"Kalau Koh hanya mau harta warisan, ambillah. Ia masih ada di dalam brankas rumahku. Uang tunai, emas, dan sertifikat tanah, semua ada di sana!" pekiknya lagi.
"Kalau kamu memang hanya pentingkan harta, nomor saya kasih. 6-4-6-2. Aku tak sangka kamu sehina itu," cemooh Ah-Mei.
Aming masih belum berbicara. Ekspresi di wajahnya ia buat setenang mungkin. Mencoba tidak terlihat gembira karena Ah-Mei, adiknya itu sudah menyerah. Perebutan harta warisan berakhir malam itu. Dan, ialah yang keluar sebagai pemenang.
Sebentar lagi ia akan jadi kaya, meskipun Bao Jia Gui batal datang ke rumahnya.
"Tapi, kamu ingat Koh. Aku anggap kamu berutang. Kelak kalau aku tidak menemukan Monik, engkau yang harus membayar dengan jiwamu!" sumpah Ah-Mei.
**
Tahukah kamu jika hoki memang kejam. Ia tidak bisa dimiliki oleh orang-orang lemah. Apalagi semacam Ah-mei yang kini sudah kehilangan segalanya. Diceraikan suaminya saja serasa belum cukup, kini ditambah lagi dengan menghilangnya putri semata wayangnya.

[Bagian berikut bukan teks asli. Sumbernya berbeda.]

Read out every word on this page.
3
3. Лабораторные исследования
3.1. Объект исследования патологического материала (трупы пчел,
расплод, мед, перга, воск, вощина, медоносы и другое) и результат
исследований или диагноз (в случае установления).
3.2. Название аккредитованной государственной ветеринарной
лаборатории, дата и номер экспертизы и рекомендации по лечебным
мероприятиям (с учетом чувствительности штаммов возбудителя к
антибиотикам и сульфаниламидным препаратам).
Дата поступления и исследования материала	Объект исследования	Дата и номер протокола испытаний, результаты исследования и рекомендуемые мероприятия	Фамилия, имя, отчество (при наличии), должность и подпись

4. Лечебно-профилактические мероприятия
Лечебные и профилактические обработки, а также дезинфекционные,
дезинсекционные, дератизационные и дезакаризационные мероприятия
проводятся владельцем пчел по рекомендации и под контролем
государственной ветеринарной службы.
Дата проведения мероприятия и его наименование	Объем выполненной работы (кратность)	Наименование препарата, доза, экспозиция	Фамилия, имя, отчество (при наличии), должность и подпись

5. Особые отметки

"Rasakan kamu, Ah-Mei. Dendamku terbayar tuntas!"
Keesokan harinya.
Aming sudah bersiap-siap pergi ke rumah Ah-Mei. Tujuannya untuk mengklaim hadiah kemenangannya. Namun, pada saat ia hendak keluar rumah, terdengar bunyi ketokan pintu.
Si Aweng berada di sana, berharap cemas. "Semoga kamu sudah punya empat angka buat aku!" serunya kegirangan.